This time I used 700 negative images from the CalTech256 dataset, which included images of animals (chimps, llamas, gorillas, kangaroos, horses, elks, etc.), in addition to the mostly landscapes and urban scenes I'd used from the CalTech101 dataset last time. I actually had around 5300 images in this dataset, so these 700 were selected pseudo-randomly from the set. In addition, I did hard-negative mining. But it kept crashing the machine I was using in OracleVM, so I only did it for 5 images!
Next I trained the object detector using the 700 negative images, the positive elephant images (from the CalTech 101 dataset), and the hard-negative images. Would the false-positive rate improve? Would we still detect cows and rhinos?!
Unfortunately yes, it detected the rhino again!
And even worse, it detected an elk! The elks were part of the negative training set.
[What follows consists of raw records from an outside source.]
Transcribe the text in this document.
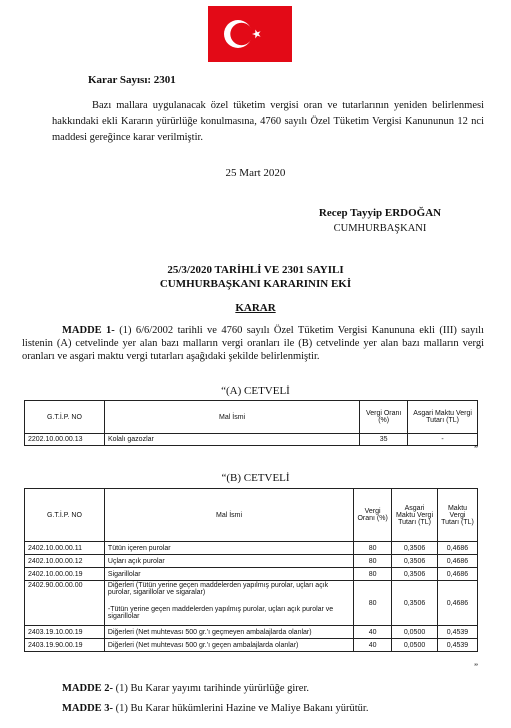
Karar Sayısı: 2301
Bazı mallara uygulanacak özel tüketim vergisi oran ve tutarlarının yeniden belirlenmesi hakkındaki ekli Kararın yürürlüğe konulmasına, 4760 sayılı Özel Tüketim Vergisi Kanununun 12 nci maddesi gereğince karar verilmiştir.
25 Mart 2020
Recep Tayyip ERDOĞAN
CUMHURBAŞKANI
25/3/2020 TARİHLİ VE 2301 SAYILI
CUMHURBAŞKANI KARARININ EKİ
KARAR
MADDE 1- (1) 6/6/2002 tarihli ve 4760 sayılı Özel Tüketim Vergisi Kanununa ekli (III) sayılı listenin (A) cetvelinde yer alan bazı malların vergi oranları ile (B) cetvelinde yer alan bazı malların vergi oranları ve asgari maktu vergi tutarları aşağıdaki şekilde belirlenmiştir.
“(A) CETVELİ
G.T.İ.P. NO	Mal İsmi	Vergi Oranı (%)	Asgari Maktu Vergi Tutarı (TL)
2202.10.00.00.13	Kolalı gazozlar	35	-
”
“(B) CETVELİ
G.T.İ.P. NO	Mal İsmi	Vergi Oranı (%)	Asgari Maktu Vergi Tutarı (TL)	Maktu Vergi Tutarı (TL)
2402.10.00.00.11	Tütün içeren purolar	80	0,3506	0,4686
2402.10.00.00.12	Uçları açık purolar	80	0,3506	0,4686
2402.10.00.00.19	Sigarillolar	80	0,3506	0,4686
2402.90.00.00.00	Diğerleri (Tütün yerine geçen maddelerden yapılmış purolar, uçları açık purolar, sigarillolar ve sigaralar)	80	0,3506	0,4686
	-Tütün yerine geçen maddelerden yapılmış purolar, uçları açık purolar ve sigarillolar			
2403.19.10.00.19	Diğerleri (Net muhtevası 500 gr.'ı geçmeyen ambalajlarda olanlar)	40	0,0500	0,4539
2403.19.90.00.19	Diğerleri (Net muhtevası 500 gr.'ı geçen ambalajlarda olanlar)	40	0,0500	0,4539
”
MADDE 2- (1) Bu Karar yayımı tarihinde yürürlüğe girer.
MADDE 3- (1) Bu Karar hükümlerini Hazine ve Maliye Bakanı yürütür.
Although we don't know if they were used, since we selected 700 negative-training images randomly from a dataset of ~5300.
At least it didn't detect a tractor!
And it was still detecting elephants, no false-negatives!
It really wasn't so bad considering that I only used 700 negative training images, and hard-negative mining on just 5 images!!! The entire training from feature-extraction, thru hard-negative mining, to training the object detector, took around 1hr. It is going to take much longer than that to train an efficacious object detector using HOG and SVM!